Post by GregD » Wed Jun 29, 2016 1:08 pm

sarge wrote:Find a solution that does the following:

Protects the right of The People to Keep and Bear Arms as an Enumerated Right under the Second Amendment which has been affirmed three times by SCOTUS.

Allows them to use those Arms for Self Protection as an Un-enumerated Right under the 9th Amendment as affirmed twice by SCOTUS.

Protects them for deprivation of their Property without Due Process as an Enumerated Right under the 4th and 5th Amendments, which has been affirmed countless times by SCOTUS.

Provides them with Equal Protection Under The Law as provided for by the 14th Amendment.
Universal background checks with universal registration is consistent with all of this. Whether it would actually help reduce gun violence is another question.
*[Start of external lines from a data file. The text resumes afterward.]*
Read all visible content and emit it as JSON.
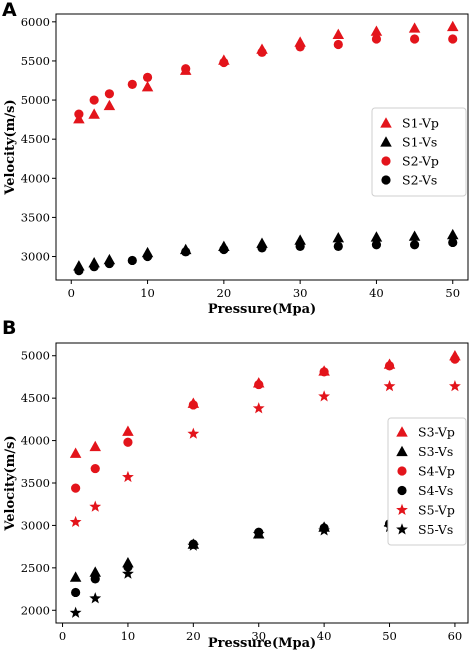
{
  "panels": [
    {
      "letter": "A",
      "type": "scatter",
      "xlabel": "Pressure(Mpa)",
      "ylabel": "Velocity(m/s)",
      "xlim": [
        -2,
        52
      ],
      "ylim": [
        2700,
        6100
      ],
      "xticks": [
        0,
        10,
        20,
        30,
        40,
        50
      ],
      "yticks": [
        3000,
        3500,
        4000,
        4500,
        5000,
        5500,
        6000
      ],
      "legend_position": "center-right",
      "series": [
        {
          "name": "S1-Vp",
          "marker": "triangle",
          "color": "#e3141b",
          "x": [
            1,
            3,
            5,
            10,
            15,
            20,
            25,
            30,
            35,
            40,
            45,
            50
          ],
          "y": [
            4760,
            4820,
            4930,
            5170,
            5380,
            5510,
            5650,
            5740,
            5840,
            5880,
            5920,
            5940
          ]
        },
        {
          "name": "S1-Vs",
          "marker": "triangle",
          "color": "#000000",
          "x": [
            1,
            3,
            5,
            10,
            15,
            20,
            25,
            30,
            35,
            40,
            45,
            50
          ],
          "y": [
            2880,
            2920,
            2960,
            3050,
            3090,
            3130,
            3170,
            3210,
            3240,
            3250,
            3260,
            3280
          ]
        },
        {
          "name": "S2-Vp",
          "marker": "circle",
          "color": "#e3141b",
          "x": [
            1,
            3,
            5,
            8,
            10,
            15,
            20,
            25,
            30,
            35,
            40,
            45,
            50
          ],
          "y": [
            4820,
            5000,
            5080,
            5200,
            5290,
            5400,
            5480,
            5610,
            5680,
            5710,
            5780,
            5780,
            5780
          ]
        },
        {
          "name": "S2-Vs",
          "marker": "circle",
          "color": "#000000",
          "x": [
            1,
            3,
            5,
            8,
            10,
            15,
            20,
            25,
            30,
            35,
            40,
            45,
            50
          ],
          "y": [
            2820,
            2870,
            2910,
            2950,
            3000,
            3060,
            3090,
            3110,
            3130,
            3130,
            3150,
            3150,
            3180
          ]
        }
      ]
    },
    {
      "letter": "B",
      "type": "scatter",
      "xlabel": "Pressure(Mpa)",
      "ylabel": "Velocity(m/s)",
      "xlim": [
        -1,
        62
      ],
      "ylim": [
        1850,
        5150
      ],
      "xticks": [
        0,
        10,
        20,
        30,
        40,
        50,
        60
      ],
      "yticks": [
        2000,
        2500,
        3000,
        3500,
        4000,
        4500,
        5000
      ],
      "legend_position": "center-right",
      "series": [
        {
          "name": "S3-Vp",
          "marker": "triangle",
          "color": "#e3141b",
          "x": [
            2,
            5,
            10,
            20,
            30,
            40,
            50,
            60
          ],
          "y": [
            3850,
            3930,
            4110,
            4440,
            4680,
            4820,
            4900,
            5000
          ]
        },
        {
          "name": "S3-Vs",
          "marker": "triangle",
          "color": "#000000",
          "x": [
            2,
            5,
            10,
            20,
            30,
            40,
            50,
            60
          ],
          "y": [
            2390,
            2450,
            2560,
            2780,
            2900,
            2980,
            3040,
            3070
          ]
        },
        {
          "name": "S4-Vp",
          "marker": "circle",
          "color": "#e3141b",
          "x": [
            2,
            5,
            10,
            20,
            30,
            40,
            50,
            60
          ],
          "y": [
            3440,
            3670,
            3980,
            4420,
            4660,
            4810,
            4880,
            4960
          ]
        },
        {
          "name": "S4-Vs",
          "marker": "circle",
          "color": "#000000",
          "x": [
            2,
            5,
            10,
            20,
            30,
            40,
            50,
            60
          ],
          "y": [
            2210,
            2370,
            2510,
            2780,
            2920,
            2970,
            3020,
            3050
          ]
        },
        {
          "name": "S5-Vp",
          "marker": "star",
          "color": "#e3141b",
          "x": [
            2,
            5,
            10,
            20,
            30,
            40,
            50,
            60
          ],
          "y": [
            3040,
            3220,
            3570,
            4080,
            4380,
            4520,
            4640,
            4640
          ]
        },
        {
          "name": "S5-Vs",
          "marker": "star",
          "color": "#000000",
          "x": [
            2,
            5,
            10,
            20,
            30,
            40,
            50,
            60
          ],
          "y": [
            1970,
            2140,
            2430,
            2760,
            2900,
            2940,
            2980,
            3010
          ]
        }
      ]
    }
  ],
  "chart_data": [
    {
      "type": "scatter",
      "title": "A",
      "xlabel": "Pressure(Mpa)",
      "ylabel": "Velocity(m/s)",
      "xlim": [
        -2,
        52
      ],
      "ylim": [
        2700,
        6100
      ],
      "legend": "center-right",
      "series": [
        {
          "name": "S1-Vp",
          "x": [
            1,
            3,
            5,
            10,
            15,
            20,
            25,
            30,
            35,
            40,
            45,
            50
          ],
          "y": [
            4760,
            4820,
            4930,
            5170,
            5380,
            5510,
            5650,
            5740,
            5840,
            5880,
            5920,
            5940
          ]
        },
        {
          "name": "S1-Vs",
          "x": [
            1,
            3,
            5,
            10,
            15,
            20,
            25,
            30,
            35,
            40,
            45,
            50
          ],
          "y": [
            2880,
            2920,
            2960,
            3050,
            3090,
            3130,
            3170,
            3210,
            3240,
            3250,
            3260,
            3280
          ]
        },
        {
          "name": "S2-Vp",
          "x": [
            1,
            3,
            5,
            8,
            10,
            15,
            20,
            25,
            30,
            35,
            40,
            45,
            50
          ],
          "y": [
            4820,
            5000,
            5080,
            5200,
            5290,
            5400,
            5480,
            5610,
            5680,
            5710,
            5780,
            5780,
            5780
          ]
        },
        {
          "name": "S2-Vs",
          "x": [
            1,
            3,
            5,
            8,
            10,
            15,
            20,
            25,
            30,
            35,
            40,
            45,
            50
          ],
          "y": [
            2820,
            2870,
            2910,
            2950,
            3000,
            3060,
            3090,
            3110,
            3130,
            3130,
            3150,
            3150,
            3180
          ]
        }
      ]
    },
    {
      "type": "scatter",
      "title": "B",
      "xlabel": "Pressure(Mpa)",
      "ylabel": "Velocity(m/s)",
      "xlim": [
        -1,
        62
      ],
      "ylim": [
        1850,
        5150
      ],
      "legend": "center-right",
      "series": [
        {
          "name": "S3-Vp",
          "x": [
            2,
            5,
            10,
            20,
            30,
            40,
            50,
            60
          ],
          "y": [
            3850,
            3930,
            4110,
            4440,
            4680,
            4820,
            4900,
            5000
          ]
        },
        {
          "name": "S3-Vs",
          "x": [
            2,
            5,
            10,
            20,
            30,
            40,
            50,
            60
          ],
          "y": [
            2390,
            2450,
            2560,
            2780,
            2900,
            2980,
            3040,
            3070
          ]
        },
        {
          "name": "S4-Vp",
          "x": [
            2,
            5,
            10,
            20,
            30,
            40,
            50,
            60
          ],
          "y": [
            3440,
            3670,
            3980,
            4420,
            4660,
            4810,
            4880,
            4960
          ]
        },
        {
          "name": "S4-Vs",
          "x": [
            2,
            5,
            10,
            20,
            30,
            40,
            50,
            60
          ],
          "y": [
            2210,
            2370,
            2510,
            2780,
            2920,
            2970,
            3020,
            3050
          ]
        },
        {
          "name": "S5-Vp",
          "x": [
            2,
            5,
            10,
            20,
            30,
            40,
            50,
            60
          ],
          "y": [
            3040,
            3220,
            3570,
            4080,
            4380,
            4520,
            4640,
            4640
          ]
        },
        {
          "name": "S5-Vs",
          "x": [
            2,
            5,
            10,
            20,
            30,
            40,
            50,
            60
          ],
          "y": [
            1970,
            2140,
            2430,
            2760,
            2900,
            2940,
            2980,
            3010
          ]
        }
      ]
    }
  ]
}
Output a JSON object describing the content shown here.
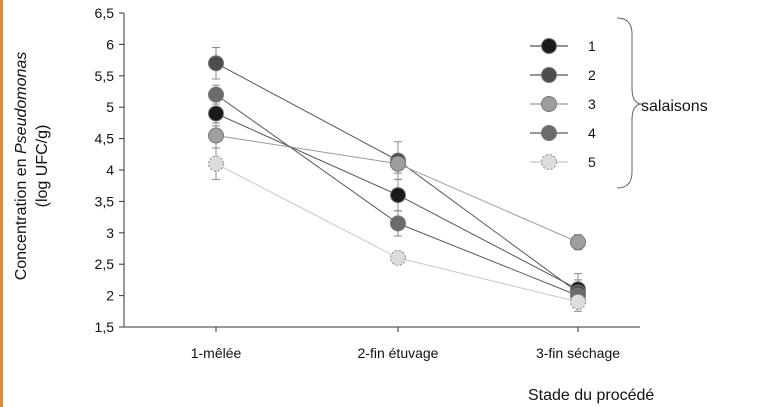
{
  "chart_data": {
    "type": "line",
    "title": "",
    "xlabel": "Stade du procédé",
    "ylabel_line1_prefix": "Concentration en ",
    "ylabel_line1_italic": "Pseudomonas",
    "ylabel_line2": "(log UFC/g)",
    "categories": [
      "1-mêlée",
      "2-fin étuvage",
      "3-fin séchage"
    ],
    "ylim": [
      1.5,
      6.5
    ],
    "yticks": [
      "1,5",
      "2",
      "2,5",
      "3",
      "3,5",
      "4",
      "4,5",
      "5",
      "5,5",
      "6",
      "6,5"
    ],
    "ytick_values": [
      1.5,
      2,
      2.5,
      3,
      3.5,
      4,
      4.5,
      5,
      5.5,
      6,
      6.5
    ],
    "grid": false,
    "legend_position": "top-right",
    "group_label": "salaisons",
    "series": [
      {
        "name": "1",
        "color": "#1a1a1a",
        "line": "#555555",
        "values": [
          4.9,
          3.6,
          2.1
        ],
        "err": [
          0.2,
          0.25,
          0.15
        ],
        "dashed_marker": false
      },
      {
        "name": "2",
        "color": "#4d4d4d",
        "line": "#555555",
        "values": [
          5.7,
          4.15,
          2.05
        ],
        "err": [
          0.25,
          0.3,
          0.3
        ],
        "dashed_marker": false
      },
      {
        "name": "3",
        "color": "#9e9e9e",
        "line": "#9a9a9a",
        "values": [
          4.55,
          4.1,
          2.85
        ],
        "err": [
          0.2,
          0.15,
          0.12
        ],
        "dashed_marker": false
      },
      {
        "name": "4",
        "color": "#6b6b6b",
        "line": "#5a5a5a",
        "values": [
          5.2,
          3.15,
          2.0
        ],
        "err": [
          0.15,
          0.2,
          0.15
        ],
        "dashed_marker": false
      },
      {
        "name": "5",
        "color": "#dcdcdc",
        "line": "#c8c8c8",
        "values": [
          4.1,
          2.6,
          1.9
        ],
        "err": [
          0.25,
          0.1,
          0.1
        ],
        "dashed_marker": true
      }
    ]
  }
}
But there are a LOT of guns in the hands of people that shouldn't have them; those guns are coming from SOMEWHERE.

sarge wrote: Abandon all pretense that the Democrat Party actually cares about the 4th, 5th, 9th, and 14th Amendments to the Constitution and is willing to establish precedents that can be used in the future to limit all of the others in order to deprive The People of the Enumerated Rights of the 2nd Amendment without going through the trouble of repealing it.
I'm advocating for a specific policy, not a party.